Globe and Mail – Bob Rae and Oliver MacLaren are partners at Olthuis Kleer Townshend law firm. Sarah Colgrove, Benjamin Brookwell, and Julie-Anne Pariseau are associates. The firm acts for Indigenous people across Canada

On June 1, Canada said farewell to four visiting United Nations delegates who spent ten days visiting communities across the country to learn how business impacts international human-rights standards here. Over the next year, they will write their report. Indigenous rights are sure to be front and centre.

Canada is ahead of many nations in recognizing Indigenous rights, but there remains significant work to be done. Canadian courts, governments, businesses, and civil society need to appreciate that truly free, prior, and informed consent is a critical requirement in upholding the rights of Indigenous people in international law.

After a decade opposing it, Canada announced last year that it fully supports the UN Declaration on the Rights of Indigenous Peoples. In 2007, Canada was one of four states that voted against UNDRIP. When Canada finally announced its support in 2016, there were cheers. But shortly thereafter, that support was qualified to be a commitment to implement UNDRIP in accordance with the existing Constitution.

There is a big gap between Canada’s constitutional requirements for the treatment of Indigenous people and the requirements of international law.

One major difference is in consultation, where international law requires consent. Under UNDRIP, when states act in a way that may affect Indigenous rights, states have a duty to consult with them fully, and not proceed until receiving their “free, prior, and informed” consent.

It is not only UNDRIP that requires consent: It has been adopted as the operating standard by a majority of international development agencies, including the World Bank, the International Finance Corporation and private lenders adopting the Equator Principles. This is because it is increasingly seen as a practical tool to remove development risk to proposed projects; unlike consultation, which yields evidence about processes, consent is unambiguous, and yields more certainty.
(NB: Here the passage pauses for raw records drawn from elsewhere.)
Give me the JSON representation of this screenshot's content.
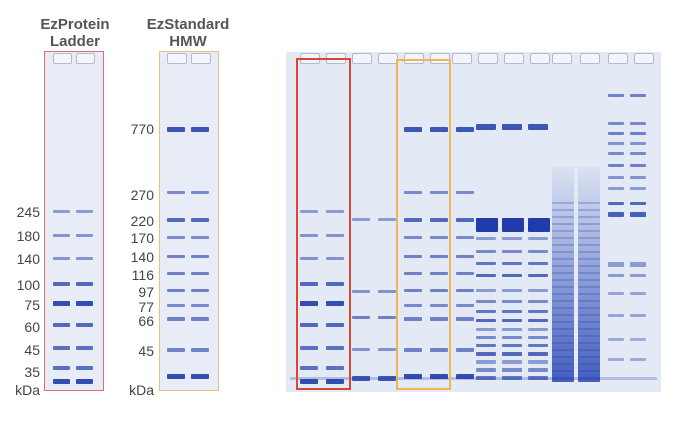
{
  "gel1": {
    "title_line1": "EzProtein",
    "title_line2": "Ladder",
    "frame_color": "#e36a7a",
    "markers": [
      "245",
      "180",
      "140",
      "100",
      "75",
      "60",
      "45",
      "35"
    ],
    "unit": "kDa"
  },
  "gel2": {
    "title_line1": "EzStandard",
    "title_line2": "HMW",
    "frame_color": "#f0c078",
    "markers": [
      "770",
      "270",
      "220",
      "170",
      "140",
      "116",
      "97",
      "77",
      "66",
      "45"
    ],
    "unit": "kDa"
  },
  "gel3": {
    "red_box_color": "#d9472f",
    "orange_box_color": "#f2b552"
  },
  "colors": {
    "gel_background": "#e6ebf6",
    "band": "#2f55b8",
    "band_strong": "#1f3fa8"
  }
}
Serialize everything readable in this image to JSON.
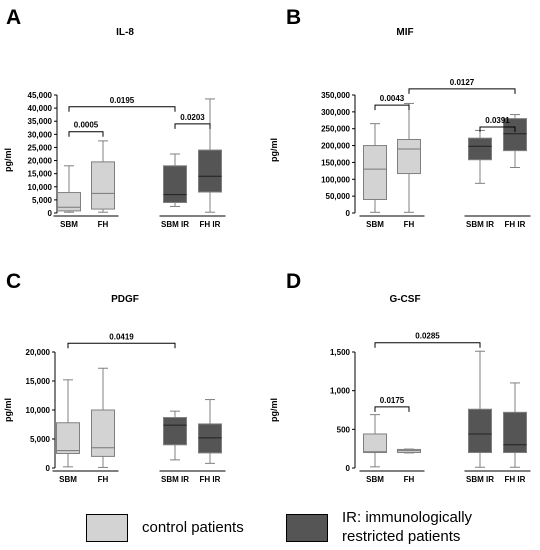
{
  "chart_data": [
    {
      "panel": "A",
      "type": "box",
      "title": "IL-8",
      "ylabel": "pg/ml",
      "ylim": [
        0,
        45000
      ],
      "yticks": [
        "0",
        "5,000",
        "10,000",
        "15,000",
        "20,000",
        "25,000",
        "30,000",
        "35,000",
        "40,000",
        "45,000"
      ],
      "categories": [
        "SBM",
        "FH",
        "SBM IR",
        "FH IR"
      ],
      "boxes": [
        {
          "label": "SBM",
          "group": "control",
          "min": 300,
          "q1": 800,
          "median": 2200,
          "q3": 7800,
          "max": 18000
        },
        {
          "label": "FH",
          "group": "control",
          "min": 300,
          "q1": 1500,
          "median": 7500,
          "q3": 19500,
          "max": 27500
        },
        {
          "label": "SBM IR",
          "group": "ir",
          "min": 2500,
          "q1": 4000,
          "median": 7000,
          "q3": 18000,
          "max": 22500
        },
        {
          "label": "FH IR",
          "group": "ir",
          "min": 300,
          "q1": 8000,
          "median": 14000,
          "q3": 24000,
          "max": 43500
        }
      ],
      "brackets": [
        {
          "from": 0,
          "to": 1,
          "y": 31000,
          "label": "0.0005"
        },
        {
          "from": 0,
          "to": 2,
          "y": 40500,
          "label": "0.0195"
        },
        {
          "from": 2,
          "to": 3,
          "y": 34000,
          "label": "0.0203"
        }
      ]
    },
    {
      "panel": "B",
      "type": "box",
      "title": "MIF",
      "ylabel": "pg/ml",
      "ylim": [
        0,
        350000
      ],
      "yticks": [
        "0",
        "50,000",
        "100,000",
        "150,000",
        "200,000",
        "250,000",
        "300,000",
        "350,000"
      ],
      "categories": [
        "SBM",
        "FH",
        "SBM IR",
        "FH IR"
      ],
      "boxes": [
        {
          "label": "SBM",
          "group": "control",
          "min": 2000,
          "q1": 40000,
          "median": 130000,
          "q3": 200000,
          "max": 265000
        },
        {
          "label": "FH",
          "group": "control",
          "min": 2000,
          "q1": 117000,
          "median": 190000,
          "q3": 218000,
          "max": 325000
        },
        {
          "label": "SBM IR",
          "group": "ir",
          "min": 88000,
          "q1": 158000,
          "median": 198000,
          "q3": 222000,
          "max": 245000
        },
        {
          "label": "FH IR",
          "group": "ir",
          "min": 135000,
          "q1": 185000,
          "median": 235000,
          "q3": 280000,
          "max": 292000
        }
      ],
      "brackets": [
        {
          "from": 0,
          "to": 1,
          "y": 320000,
          "label": "0.0043"
        },
        {
          "from": 1,
          "to": 3,
          "y": 368000,
          "label": "0.0127"
        },
        {
          "from": 2,
          "to": 3,
          "y": 255000,
          "label": "0.0391"
        }
      ]
    },
    {
      "panel": "C",
      "type": "box",
      "title": "PDGF",
      "ylabel": "pg/ml",
      "ylim": [
        0,
        20000
      ],
      "yticks": [
        "0",
        "5,000",
        "10,000",
        "15,000",
        "20,000"
      ],
      "categories": [
        "SBM",
        "FH",
        "SBM IR",
        "FH IR"
      ],
      "boxes": [
        {
          "label": "SBM",
          "group": "control",
          "min": 200,
          "q1": 2500,
          "median": 3000,
          "q3": 7800,
          "max": 15200
        },
        {
          "label": "FH",
          "group": "control",
          "min": 100,
          "q1": 2000,
          "median": 3500,
          "q3": 10000,
          "max": 17200
        },
        {
          "label": "SBM IR",
          "group": "ir",
          "min": 1400,
          "q1": 4000,
          "median": 7400,
          "q3": 8700,
          "max": 9800
        },
        {
          "label": "FH IR",
          "group": "ir",
          "min": 800,
          "q1": 2600,
          "median": 5200,
          "q3": 7600,
          "max": 11800
        }
      ],
      "brackets": [
        {
          "from": 0,
          "to": 2,
          "y": 21500,
          "label": "0.0419"
        }
      ]
    },
    {
      "panel": "D",
      "type": "box",
      "title": "G-CSF",
      "ylabel": "pg/ml",
      "ylim": [
        0,
        1500
      ],
      "yticks": [
        "0",
        "500",
        "1,000",
        "1,500"
      ],
      "categories": [
        "SBM",
        "FH",
        "SBM IR",
        "FH IR"
      ],
      "boxes": [
        {
          "label": "SBM",
          "group": "control",
          "min": 15,
          "q1": 200,
          "median": 210,
          "q3": 440,
          "max": 690
        },
        {
          "label": "FH",
          "group": "control",
          "min": 195,
          "q1": 200,
          "median": 225,
          "q3": 240,
          "max": 245
        },
        {
          "label": "SBM IR",
          "group": "ir",
          "min": 10,
          "q1": 200,
          "median": 440,
          "q3": 760,
          "max": 1510
        },
        {
          "label": "FH IR",
          "group": "ir",
          "min": 10,
          "q1": 200,
          "median": 300,
          "q3": 720,
          "max": 1100
        }
      ],
      "brackets": [
        {
          "from": 0,
          "to": 1,
          "y": 790,
          "label": "0.0175"
        },
        {
          "from": 0,
          "to": 2,
          "y": 1620,
          "label": "0.0285"
        }
      ]
    }
  ],
  "colors": {
    "control_fill": "#d3d3d3",
    "ir_fill": "#555555",
    "stroke": "#000000",
    "whisker": "#808080"
  },
  "legend": {
    "control_label": "control patients",
    "ir_label_line1": "IR: immunologically",
    "ir_label_line2": "restricted patients"
  }
}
Our Constitution requires governments to consult with Indigenous peoples before taking actions that may affect their rights. However, Canadian courts often state that consultation will typically not require consent, and – fearful of a veto power – government officials frequently argue that consent is not required.

International laws also require that consultation be “free,” “prior,” and “fully informed,” and that Indigenous people are able to participate fully in decisions affecting them. Interpretations of UNDRIP recognize that this depends on Indigenous people having adequate resources to fully evaluate a proposed action, including a reasonable period of time, funding, and expert technical support to help them assess all impacts and opportunities.

In Canada, consultation is usually treated as an administrative hurdle rather than a shared decision-making process. It is often unfunded, or only funded by a company applying for a permit from the government to build a project, making Indigenous people’s ability to exercise their constitutional rights partly dependent on the goodwill of the company involved. In addition, timelines are usually short, and independent technical experts are rarely provided.

There have been some instances of consent on projects in Canada. These have occurred when businesses have been willing to openly negotiate the terms of their projects with local Indigenous communities, provide them with the time and support they need to assess their interest, share in the benefits of those projects, and agree to walk away or otherwise modify projects to the extent impacts are eliminated if the communities are not interested.

However, until Indigenous people have guaranteed access to the resources they need to engage in consultation, and a recognized right to say “no” to developments that impact them, examples of true consent will remain rare, and consultation processes will foster discord.

Courts, governments, and civil society need to recognize that healthy relationships are based on consent – consent that is truly free, prior, and informed. A year after finally supporting UNDRIP, we need to start implementing it at all levels: in law, policy, and private contracts. Providing stable funding, flexible timelines, and independent experts during consultation are important first steps.

It is now essential for governments across the country to recognize that the United Nations Declaration is an opportunity for them to engage with Indigenous people on how this new era of partnership and mutual respect will, in fact, happen. It has to be based on the principle of equality, and that Indigenous governments need to be given the space to exercise their responsibilities. It’s an exciting and positive prospect.